After tearing ourselves away from this little paradise, we moved on to La Roque Gageac, another small, charming village with an interesting story. It’s a one street town carved into a cliff across from the Dordogne River. Every winter Gageac suffers an inundation than floods the first level of all the riverfront buildings causing them to be routinely vacated. In addition to a plethora of canoes, boats called gabarres ferry tourists up and down the river. They’re modeled after boats that used to carry local wine to Bordeaux and are recognizable to many as they were used in the movie Chocolat starring Johnny Depp. Braving more steep cobblestone paths, we wound our way almost to the top level and wondered how the locals managed to navigate these every day with their cars, shopping, and belongings while at the same time putting up with tourists constantly passing by and often peeking into their homes.
The last designated stop on the trip was Beynac, yet one more perfectly preserved medieval stone village built on a hillside. At the height of the tourist season, these one street towns are just about impassable late in the day and we decided to simply take in the view from the windows of our car. Every one of these villages boasts its own castle — one more grandiose than the next. Some are privately owned and others are completely decked out in period furniture and antiques and open to the public. They are remnants of times past when noblemen used them to protect their families and control and defend surrounding territories.

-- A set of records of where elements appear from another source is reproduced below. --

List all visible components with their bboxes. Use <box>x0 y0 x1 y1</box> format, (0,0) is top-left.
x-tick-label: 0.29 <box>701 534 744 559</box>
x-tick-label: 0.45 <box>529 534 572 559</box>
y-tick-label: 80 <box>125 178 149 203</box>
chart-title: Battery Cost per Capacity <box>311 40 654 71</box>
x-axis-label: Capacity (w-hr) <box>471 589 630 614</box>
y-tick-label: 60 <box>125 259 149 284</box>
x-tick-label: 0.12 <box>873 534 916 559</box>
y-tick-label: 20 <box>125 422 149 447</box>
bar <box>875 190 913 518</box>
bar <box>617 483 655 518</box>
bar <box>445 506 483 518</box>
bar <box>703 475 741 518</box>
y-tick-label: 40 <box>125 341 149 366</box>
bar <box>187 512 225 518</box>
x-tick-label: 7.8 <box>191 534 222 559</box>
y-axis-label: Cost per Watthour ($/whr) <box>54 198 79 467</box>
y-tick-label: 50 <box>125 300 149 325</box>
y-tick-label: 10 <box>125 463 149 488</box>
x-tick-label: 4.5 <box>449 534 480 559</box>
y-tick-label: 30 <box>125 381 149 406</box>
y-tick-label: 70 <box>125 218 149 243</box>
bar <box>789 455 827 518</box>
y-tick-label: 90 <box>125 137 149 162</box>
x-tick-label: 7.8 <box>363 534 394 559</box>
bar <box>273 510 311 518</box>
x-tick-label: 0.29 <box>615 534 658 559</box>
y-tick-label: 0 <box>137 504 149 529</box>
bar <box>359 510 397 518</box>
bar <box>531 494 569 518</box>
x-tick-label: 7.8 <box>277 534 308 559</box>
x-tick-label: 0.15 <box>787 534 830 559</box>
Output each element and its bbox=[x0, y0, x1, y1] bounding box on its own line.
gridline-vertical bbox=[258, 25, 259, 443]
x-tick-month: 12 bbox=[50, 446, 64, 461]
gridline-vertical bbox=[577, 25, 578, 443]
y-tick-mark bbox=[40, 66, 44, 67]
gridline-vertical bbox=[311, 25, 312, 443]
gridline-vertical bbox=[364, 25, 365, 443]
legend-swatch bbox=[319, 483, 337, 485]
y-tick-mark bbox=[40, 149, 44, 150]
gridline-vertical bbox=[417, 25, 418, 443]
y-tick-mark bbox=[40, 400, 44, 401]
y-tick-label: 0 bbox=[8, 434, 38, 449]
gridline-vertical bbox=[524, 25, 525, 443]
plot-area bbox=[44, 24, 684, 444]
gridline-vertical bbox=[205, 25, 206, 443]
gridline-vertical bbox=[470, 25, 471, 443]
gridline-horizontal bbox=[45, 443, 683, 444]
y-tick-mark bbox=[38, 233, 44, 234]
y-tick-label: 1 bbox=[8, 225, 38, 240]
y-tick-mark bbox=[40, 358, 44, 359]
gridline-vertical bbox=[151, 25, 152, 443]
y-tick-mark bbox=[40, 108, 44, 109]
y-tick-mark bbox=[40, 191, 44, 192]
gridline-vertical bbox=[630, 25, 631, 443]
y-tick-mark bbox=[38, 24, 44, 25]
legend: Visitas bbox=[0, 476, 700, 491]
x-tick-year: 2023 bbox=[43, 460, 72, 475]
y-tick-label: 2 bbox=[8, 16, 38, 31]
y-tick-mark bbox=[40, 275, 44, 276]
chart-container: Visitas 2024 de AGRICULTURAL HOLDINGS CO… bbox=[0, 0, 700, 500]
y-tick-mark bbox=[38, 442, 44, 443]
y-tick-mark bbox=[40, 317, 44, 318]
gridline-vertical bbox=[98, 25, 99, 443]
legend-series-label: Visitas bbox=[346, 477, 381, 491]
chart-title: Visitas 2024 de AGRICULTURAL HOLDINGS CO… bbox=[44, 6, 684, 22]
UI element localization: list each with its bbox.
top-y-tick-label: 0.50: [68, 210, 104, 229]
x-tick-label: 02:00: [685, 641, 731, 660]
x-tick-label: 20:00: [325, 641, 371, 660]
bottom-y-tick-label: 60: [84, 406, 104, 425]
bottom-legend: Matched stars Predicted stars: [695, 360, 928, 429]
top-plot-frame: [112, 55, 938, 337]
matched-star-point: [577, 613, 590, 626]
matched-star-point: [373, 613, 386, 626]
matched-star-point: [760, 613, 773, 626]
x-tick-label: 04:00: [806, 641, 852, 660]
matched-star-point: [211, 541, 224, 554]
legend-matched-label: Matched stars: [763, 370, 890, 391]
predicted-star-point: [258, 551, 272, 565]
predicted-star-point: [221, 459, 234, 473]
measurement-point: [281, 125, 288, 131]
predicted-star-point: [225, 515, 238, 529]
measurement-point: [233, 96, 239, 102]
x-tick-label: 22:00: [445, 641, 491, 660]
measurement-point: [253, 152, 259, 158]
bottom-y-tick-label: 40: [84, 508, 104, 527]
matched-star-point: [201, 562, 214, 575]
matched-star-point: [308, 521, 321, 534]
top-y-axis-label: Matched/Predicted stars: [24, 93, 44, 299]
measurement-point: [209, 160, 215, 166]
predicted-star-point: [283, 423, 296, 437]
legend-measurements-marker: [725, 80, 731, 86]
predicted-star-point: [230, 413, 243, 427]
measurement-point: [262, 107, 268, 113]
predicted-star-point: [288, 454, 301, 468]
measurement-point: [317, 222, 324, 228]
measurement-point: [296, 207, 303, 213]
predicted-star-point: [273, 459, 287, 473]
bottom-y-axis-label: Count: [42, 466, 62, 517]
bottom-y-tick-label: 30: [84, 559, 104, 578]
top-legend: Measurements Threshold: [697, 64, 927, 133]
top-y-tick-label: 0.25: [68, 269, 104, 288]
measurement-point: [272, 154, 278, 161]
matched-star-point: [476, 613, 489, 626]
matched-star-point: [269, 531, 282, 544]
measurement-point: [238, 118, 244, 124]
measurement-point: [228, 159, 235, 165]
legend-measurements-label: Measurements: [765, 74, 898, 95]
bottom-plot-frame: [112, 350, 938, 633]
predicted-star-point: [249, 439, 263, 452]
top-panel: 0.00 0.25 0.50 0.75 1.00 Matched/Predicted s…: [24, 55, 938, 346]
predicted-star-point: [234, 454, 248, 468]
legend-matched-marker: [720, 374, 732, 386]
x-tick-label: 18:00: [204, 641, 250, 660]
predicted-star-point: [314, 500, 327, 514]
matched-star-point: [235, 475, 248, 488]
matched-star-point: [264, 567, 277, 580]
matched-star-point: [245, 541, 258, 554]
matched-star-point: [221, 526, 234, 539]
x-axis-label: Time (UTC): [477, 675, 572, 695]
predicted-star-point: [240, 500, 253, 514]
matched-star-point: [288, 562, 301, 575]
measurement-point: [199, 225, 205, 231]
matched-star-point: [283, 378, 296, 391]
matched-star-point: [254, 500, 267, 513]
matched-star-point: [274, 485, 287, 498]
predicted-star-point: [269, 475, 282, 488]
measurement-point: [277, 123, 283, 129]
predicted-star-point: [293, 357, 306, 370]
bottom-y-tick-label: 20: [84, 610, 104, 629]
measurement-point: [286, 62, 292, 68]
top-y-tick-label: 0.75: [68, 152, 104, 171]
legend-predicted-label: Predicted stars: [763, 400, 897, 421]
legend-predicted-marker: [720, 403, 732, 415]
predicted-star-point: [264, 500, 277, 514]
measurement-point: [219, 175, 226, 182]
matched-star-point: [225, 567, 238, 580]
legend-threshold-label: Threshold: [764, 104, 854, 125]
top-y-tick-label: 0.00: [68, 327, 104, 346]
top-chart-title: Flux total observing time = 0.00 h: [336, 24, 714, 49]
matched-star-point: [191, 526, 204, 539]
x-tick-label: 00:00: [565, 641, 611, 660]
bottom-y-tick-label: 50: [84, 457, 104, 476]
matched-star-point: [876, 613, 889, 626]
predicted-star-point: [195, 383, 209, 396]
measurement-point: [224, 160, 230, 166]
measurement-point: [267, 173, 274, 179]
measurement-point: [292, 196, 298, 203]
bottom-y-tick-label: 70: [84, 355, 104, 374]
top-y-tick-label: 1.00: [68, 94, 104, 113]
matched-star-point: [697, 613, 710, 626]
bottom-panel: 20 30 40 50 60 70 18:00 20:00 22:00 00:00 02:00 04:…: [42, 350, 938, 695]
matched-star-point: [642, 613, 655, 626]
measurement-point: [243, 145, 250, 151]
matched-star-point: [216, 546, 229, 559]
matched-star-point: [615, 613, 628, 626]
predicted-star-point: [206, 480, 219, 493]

Time to get off the rocks and into the river! Canoeing is by far the most popular way to spend time on the water here. The Dordogne and its many tributaries provide ample opportunity. We rented a canoe and spent about three hours paddling down the lazy, smooth-flowing Vézère just beyond our gîte. The 7.5 mile trip allowed us to take in the scenery from a totally different perspective. It was spectacular to see the varied lush green vegetation rising up from the river on all sides and view the towering chateaus above us. All along the way we were accompanied by peacock-colored dragonflies skimming the water and occasionally landing on the bow of the canoe. We passed under three bridges and a number of cliff overhangs dressed in delicate ferns clinging to their undersides. At times it felt like we were on a ride at Disneyland, but it was all very real.
Like the Brits who’ve come here for the beautiful countryside, warm climate, fine foods, and plentiful, high-quality wines, we’ve been captivated by what the French sometimes call “Dordogneshire”. I am certain we will be back very soon.